Le mani nerborute del cireneo, che affrontano il peso della croce riparate da guanti neri, non sono sempre le stesse. Ogni anno, infatti, il priore Pino Villani – che ci rivela tutti i segreti di questa figura dai contorni tetri ed enigmatici – riceve con cura ogni aspirante candidato, il quale racconta con commozione gli aneddoti più dolorosi della sua esistenza e le motivazioni che lo hanno spinto a maturare questa decisione. La scelta effettuata dal priore è decretata in base alla gravità del loro vissuto oltre che al rispetto al requisito non secondario di fisicità: il Cireneo deve essere alto almeno 1.70 e godere di buona salute.

Tante sono le esperienze che Villani conserva nella sua mente. Tra queste ricorda emozionato gli occhi gonfi di lacrime di un giovane affacciatosi nella sagrestia della Chiesa del Purgatorio (da cui esce il simulacro della Pietà) per riferirgli della morte improvvisa della sua promessa sposa, il suo angelo. E Pino, in quella circostanza, non esitò a garantirgli che per quell’anno il cireneo sarebbe stato lui, rinfrancandolo temporaneamente da un senso di colpa e di impotenza lungo una vita.

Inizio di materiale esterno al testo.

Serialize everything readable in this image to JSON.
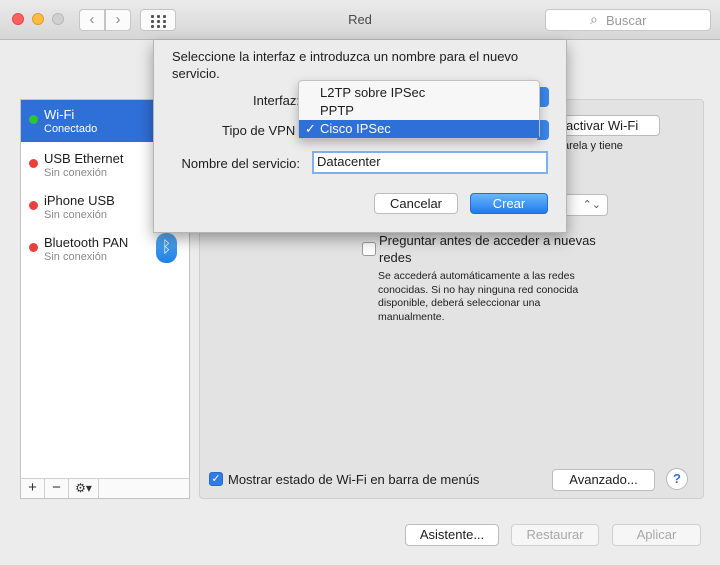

Esiguità di parole e tanta voglia di concretezza, senza sfociare nello sfarzo e nel folklore. Sono queste le linee guida enunciate dal priore ruvese, tassello fondamentale per la Confraternita del Purgatorio dal 1998. Il suo è un impegno costante che porta in alto il nome della comunità ecclesiastica anche nel campo della beneficenza grazie a contributi economici a sostegno delle famiglie in difficoltà e dei bambini ricoverati al reparto oncologico del policlinico Gemelli di Roma, rinnovando il messaggio di misericordia e di speranza che da sempre ha contraddistinto la chiesa, raduno dei fedeli per suffragare con la preghiera le anime dei morti nel lontano 1600, quando la città di Ruvo fu colpita da una terribile pestilenza. Con il capolavoro di Giuseppe Manzo del 1898, noto con il nome di Pietà, il paese saluta i riti della settimana santa per accogliere gioiosamente il trionfo della Pasqua. Appuntamento, quindi, a domani con la vivace processione di Cristo Risorto e lo scoppio della Quarantana. Auguri, Ruvo!